Selain itu, Indonesia memiliki bonus demografi dengan modal kreativitas yang tinggi sehingga hal ini menjadi keunggulan bagi sektor ekraf di Tanah Air.
"Hal ini perlu kita dukung dengan ekosistem yang semakin inklusif dan berkelanjutan," ujar Angela.
Meski demikian, masih banyak hal-hal detail dan mekanisme yang perlu dijelaskan lebih lanjut. Oleh karena itu, Angela menyebutkan ada sembilan hal yang perlu dikoordinasikan dan ditindaklanjuti lebih lanjut.

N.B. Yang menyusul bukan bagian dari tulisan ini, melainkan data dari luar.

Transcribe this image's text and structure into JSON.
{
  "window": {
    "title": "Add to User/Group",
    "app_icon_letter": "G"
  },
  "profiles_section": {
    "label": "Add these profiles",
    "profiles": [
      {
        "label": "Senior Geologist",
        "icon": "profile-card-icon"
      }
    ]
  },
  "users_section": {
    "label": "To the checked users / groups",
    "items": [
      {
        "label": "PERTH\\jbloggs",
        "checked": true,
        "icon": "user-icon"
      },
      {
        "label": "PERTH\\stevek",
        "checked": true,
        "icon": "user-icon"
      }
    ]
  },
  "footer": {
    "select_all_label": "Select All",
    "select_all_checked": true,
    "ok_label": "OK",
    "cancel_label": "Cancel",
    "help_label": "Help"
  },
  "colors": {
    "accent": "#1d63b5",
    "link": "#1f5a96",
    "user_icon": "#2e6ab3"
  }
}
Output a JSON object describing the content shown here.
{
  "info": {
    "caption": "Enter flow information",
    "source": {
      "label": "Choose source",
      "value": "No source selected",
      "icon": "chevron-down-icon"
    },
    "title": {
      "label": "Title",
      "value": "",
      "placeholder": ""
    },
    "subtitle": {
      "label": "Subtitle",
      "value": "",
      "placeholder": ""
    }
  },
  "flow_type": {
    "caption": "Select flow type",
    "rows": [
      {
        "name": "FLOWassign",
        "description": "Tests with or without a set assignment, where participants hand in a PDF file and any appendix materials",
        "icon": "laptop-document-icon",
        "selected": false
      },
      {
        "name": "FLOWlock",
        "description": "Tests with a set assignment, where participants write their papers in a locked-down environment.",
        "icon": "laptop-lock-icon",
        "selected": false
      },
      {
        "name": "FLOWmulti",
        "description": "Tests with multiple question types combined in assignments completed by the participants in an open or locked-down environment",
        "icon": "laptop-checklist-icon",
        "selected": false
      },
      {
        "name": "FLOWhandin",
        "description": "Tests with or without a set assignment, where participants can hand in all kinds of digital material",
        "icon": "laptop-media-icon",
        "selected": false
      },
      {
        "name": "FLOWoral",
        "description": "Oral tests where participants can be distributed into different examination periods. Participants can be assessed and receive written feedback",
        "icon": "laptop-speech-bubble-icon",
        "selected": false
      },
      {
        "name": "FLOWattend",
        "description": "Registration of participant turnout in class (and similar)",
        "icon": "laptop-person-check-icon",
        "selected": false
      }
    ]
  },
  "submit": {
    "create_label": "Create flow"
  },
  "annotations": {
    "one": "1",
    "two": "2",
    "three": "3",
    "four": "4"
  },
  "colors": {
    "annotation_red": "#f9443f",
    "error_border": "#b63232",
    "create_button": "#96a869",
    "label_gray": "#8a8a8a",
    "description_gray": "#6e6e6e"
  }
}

Kesembilan poin tersebut adalah:
1.Penyiapan platform pendaftaran penilai KI
2. Penyiapan sistem pencatatan fasilitas pembiayaan pelaku ekonomi kreatif
3. Pembentukan Badan Layanan Umum (BLU) pembiayaan dan pemasaran di Kemenparekraf/ Baparekraf
4. Mendorong penyediaan akses data atas KI yang dijadikan sebagai objek jaminan
5. Menyusun dan mendorong regulasi terkait di sektor jasa keuangan
6. Mendorong perwujudan insentif fiskal dan non fiskal bagi pelaku ekraf.

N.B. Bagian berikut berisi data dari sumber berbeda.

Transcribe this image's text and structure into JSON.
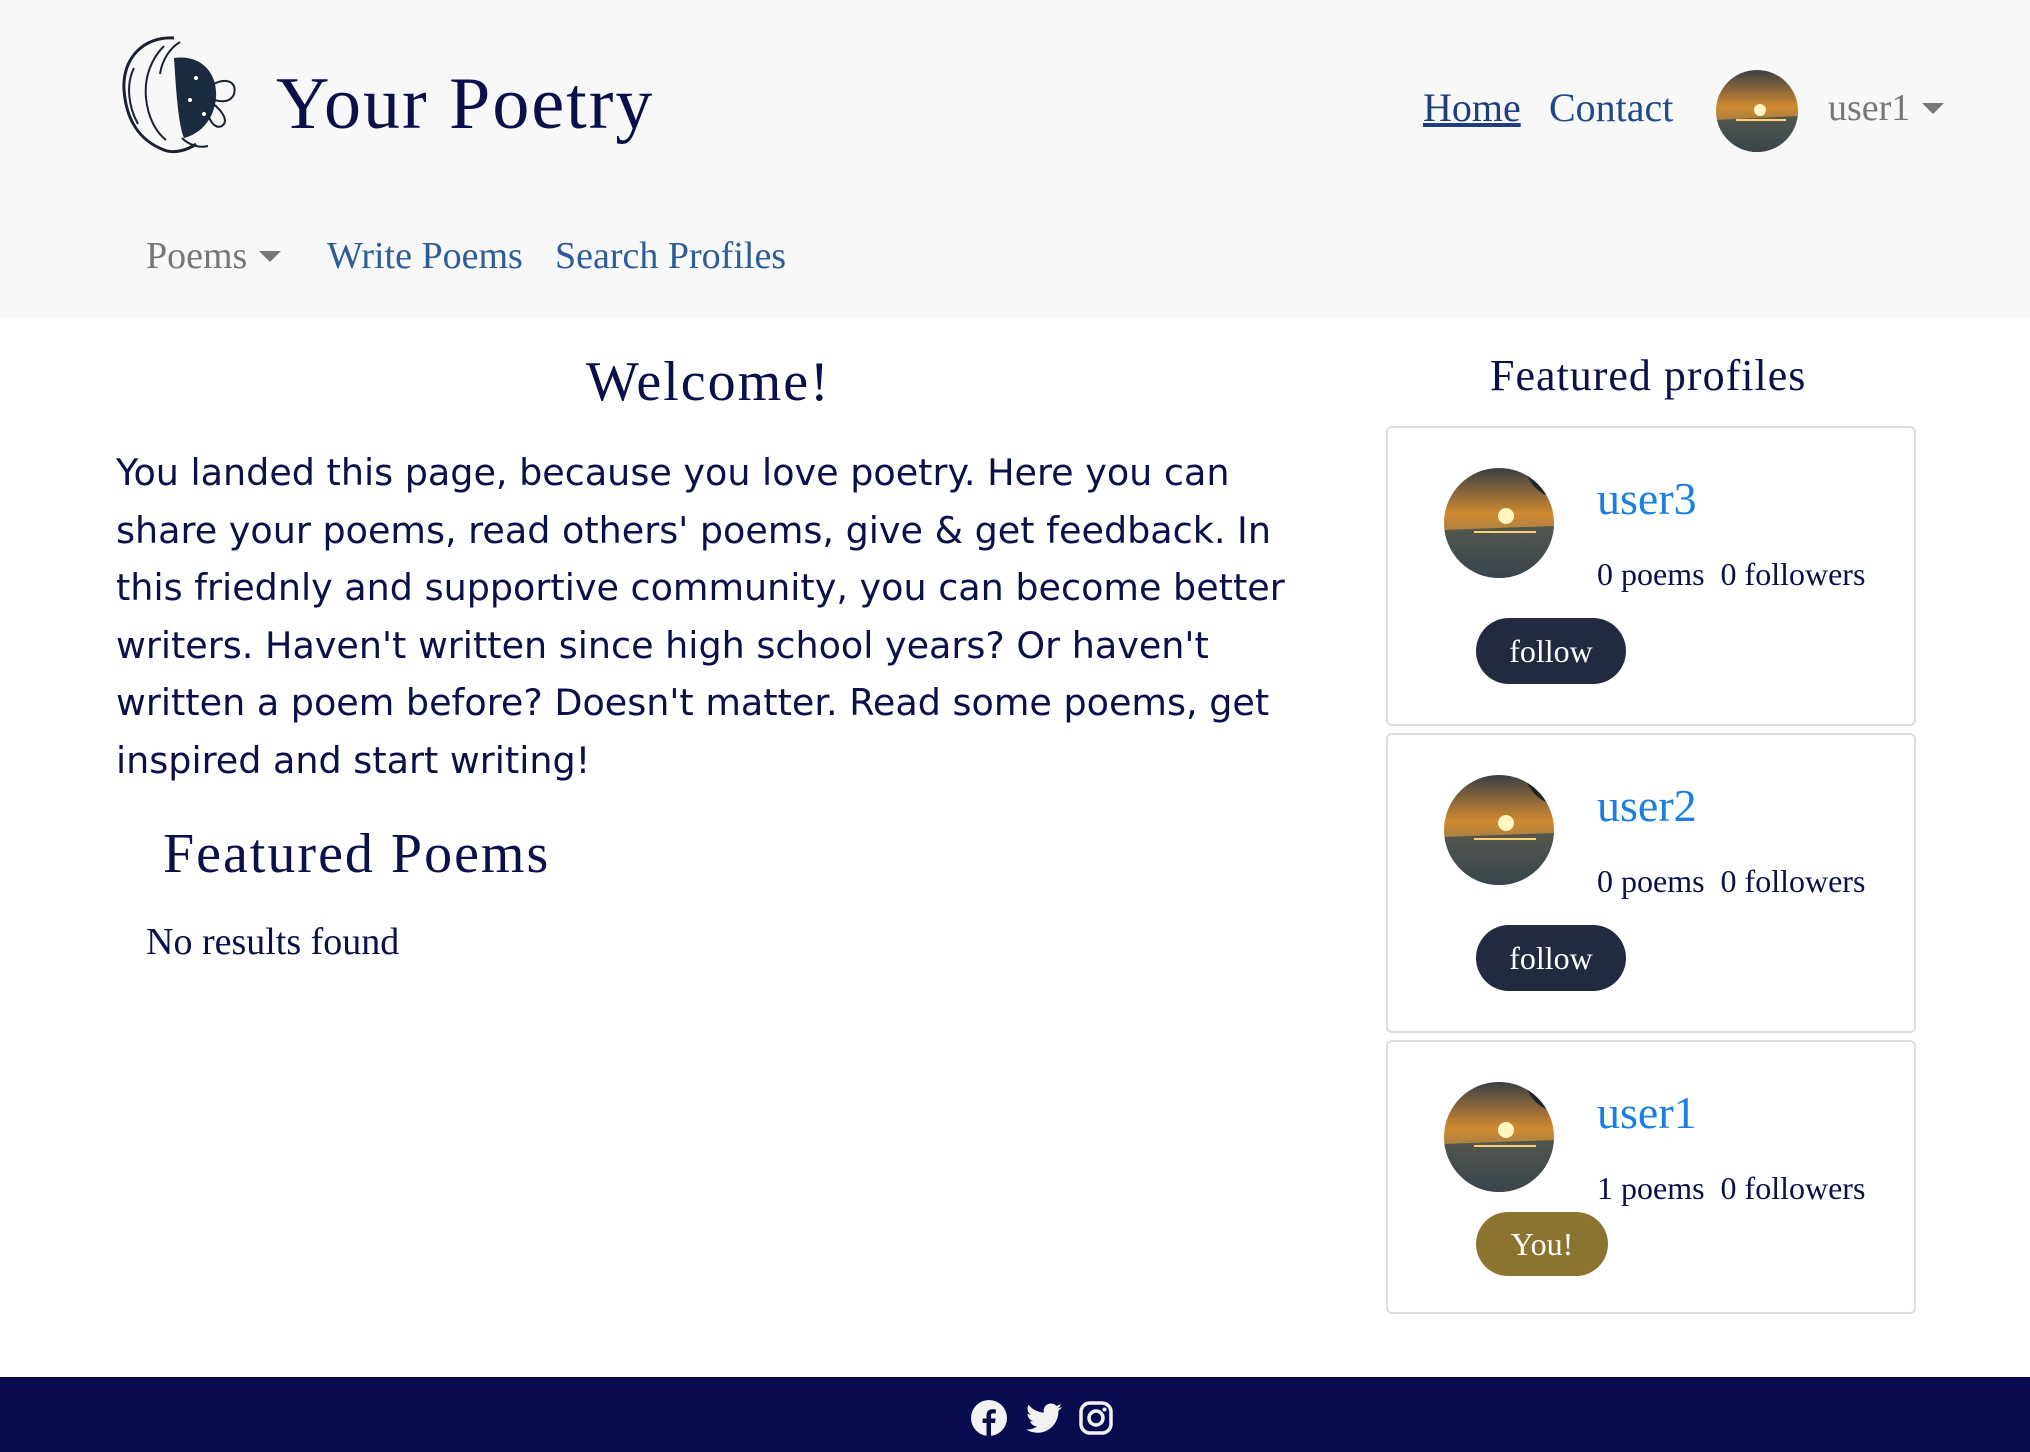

7. Memfasilitasi peningkatan kompetensi profesi penilai KI agar mampu melakukan penilaian KI;
8. Menyiapkan integrasi sistem elektronik antar Kementerian/Lembaga untuk mendukung pembiayaan dan pemasaran berbasis KI;
9. Fasilitasi sistem pemasaran berbasis KI.
Ke depan, Nia berharap dengan adanya perancangan dan pengembangan skema pembiayaan berbasis KI serta sistem pemasaran produk ekonomi kreatif berbasis KI maka dapat memberikan stimulus bagi pengembangan ekosistem ekonomi kreatif di Indonesia.